PGRI Sebut 'Jalan Mundur'
Ketua PGRI Jateng, Muhdi, menyebut wacana itu sebagai 'jalan mundur'.
"Saya kira saat ini tidak ada alasan yang cukup untuk mengubah. Dulu pemerintah mengubah 5 hari kerja dengan alasan-alasan yang cukup rasional," kata Muhdi saat dihubungi detikJateng, Minggu (23/11/2025).
SCROLL TO CONTINUE WITH CONTENT
Ia mengatakan, dulu pemerintah sendiri yang mengubah jadwal enam hari sekolah menjadi lima hari sekolah dengan pertimbangan rasional, terutama alasan soal waktu anak bersama keluarga.
"Kalau tujuan 6 hari sekolah agar siswa diawasi, tugas pendidikan anak kan tidak hanya oleh guru. Orang tua juga punya tanggung jawab pendidikan anaknya, jangan lalu kita bolak-balik," tegasnya.
Muhdi menyoroti tuntutan siswa saat ini yang semakin banyak tetapi sekolah tidak mampu memfasilitasi. Sehingga menurut dia tetap perlu adanya waktu lebih bagi siswa bersama dengan keluarga.
"Kan sekolah juga tidak mampu menyiapkan sepenuhnya sarana-prasarana untuk anak-anak kita memilih skill, untuk mengembangkan hobinya misalkan," lanjutnya.
"Anak-anak perlu waktu hidup di lingkungan masyarakatnya. Dua hari libur itu waktu mereka bersosialisasi, ikut kegiatan positif," imbuhnya.
Muhdi menambahkan, ritme lima hari sekolah memberikan ruang bagi keluarga untuk menjaga hidup yang seimbang baik bagi orang tua siswa maupun guru.

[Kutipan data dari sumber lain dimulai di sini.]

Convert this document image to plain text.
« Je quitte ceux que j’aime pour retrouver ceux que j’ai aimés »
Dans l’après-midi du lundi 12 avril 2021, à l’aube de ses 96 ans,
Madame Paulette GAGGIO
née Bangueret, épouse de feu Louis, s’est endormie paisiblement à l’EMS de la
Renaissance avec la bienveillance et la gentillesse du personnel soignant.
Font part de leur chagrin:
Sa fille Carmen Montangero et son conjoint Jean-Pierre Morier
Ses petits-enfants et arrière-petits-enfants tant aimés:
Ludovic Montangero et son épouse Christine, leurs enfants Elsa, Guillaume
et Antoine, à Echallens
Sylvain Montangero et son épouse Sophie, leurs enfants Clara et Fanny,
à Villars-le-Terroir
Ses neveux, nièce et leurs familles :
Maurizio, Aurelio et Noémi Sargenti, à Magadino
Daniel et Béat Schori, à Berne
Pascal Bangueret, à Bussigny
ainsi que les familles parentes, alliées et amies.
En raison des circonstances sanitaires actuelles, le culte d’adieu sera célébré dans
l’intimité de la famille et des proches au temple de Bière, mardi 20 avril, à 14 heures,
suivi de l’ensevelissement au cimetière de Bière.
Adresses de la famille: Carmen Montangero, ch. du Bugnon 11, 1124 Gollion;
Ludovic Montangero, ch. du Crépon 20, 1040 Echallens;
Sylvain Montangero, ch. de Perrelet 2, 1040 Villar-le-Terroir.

"Guru itu juga orang tua. Mereka butuh dua hari untuk berkumpul dengan keluarga, memulihkan fisik dan mental. Sabtu-Minggu juga biasanya dipakai guru untuk mengembangkan keprofesian, seperti MGMP. Kalau enam hari makin berat," tegasnya.
"Anak SMA/SMK juga banyak yang sekolahnya jauh. Dengan lima hari saja sudah berat, kalau enam hari transportasinya bertambah lagi satu hari," imbuhnya.
Saat ditanya soal argumen bahwa enam hari sekolah bisa mencegah siswa melakukan hal negatif, Muhdi menilai alasan itu tidak berbasis kajian.
"Aneh-aneh yang dimaksud apa? Kalau misalkan demo justru pada saat hari sekolah, mereka pulang sekolah langsung melakukan itu karena mereka berkumpul di sekolah. Jadi hal-hal itu bukan hasil kajian yang cukup," kata dia.
"Coba sisi lain, bukankah banyak anak yang pada hari Sabtu libur, mereka beraktivitas yang positif dengan mengembangkan hobi, soft skill, kompetensi diri," sambungnya.
Muhdi juga mengingatkan tren dunia justru bergerak ke arah pengurangan hari sekolah, bukan penambahan.
"Skandinavia (sekolah) 5 hari, Eropa 5 hari, Amerika bahkan banyak yang 4 hari sekolah. Kalau kita balik lagi ke 6 hari itu jalan mundur. Semua kajian mendorong jam belajar dikurangi, bukan ditambah," tegasnya.
Muhdi mengungkapkan, hingga kini PGRI Jateng belum pernah diajak berdiskusi atau dilibatkan dalam proses kajian wacana sekolah enam hari.
"Sampai saat ini belum pernah. Kami bahkan bingung kajiannya di mana. Padahal undang-undang jelas, organisasi profesi harus dilibatkan dalam penyusunan kebijakan pendidikan," katanya.
Guru Bilang Tak Adil
Menurut salah satu guru di SMAN 7 Semarang, Ashfi (32), kebijakan enam hari sekolah itu hanya menambah beban guru tanpa manfaat jelas.
"Saya sangat tidak setuju. Kami juga guru, punya anak, punya keluarga. Masa kami harus merawat anak orang lain tapi anak kami sendiri tidak dipikirkan?" kata Asfi kepada detikJateng.
Ia menyebut kebijakan 6 hari sekolah ini merugikan guru yang banyak berdomisili di luar kota. Jika Sabtu jadi masuk sekolah, kabarnya siswa bakal pulang pukul 15.00 WIB.
Ashfi turut mempertanyakan keadilan kebijakan tersebut. Berdasarkan rencana yang ia dengar, jika 6 hari sekolah diterapkan, guru fungsional wajib masuk sementara pegawai struktural di dinas libur pada Sabtu.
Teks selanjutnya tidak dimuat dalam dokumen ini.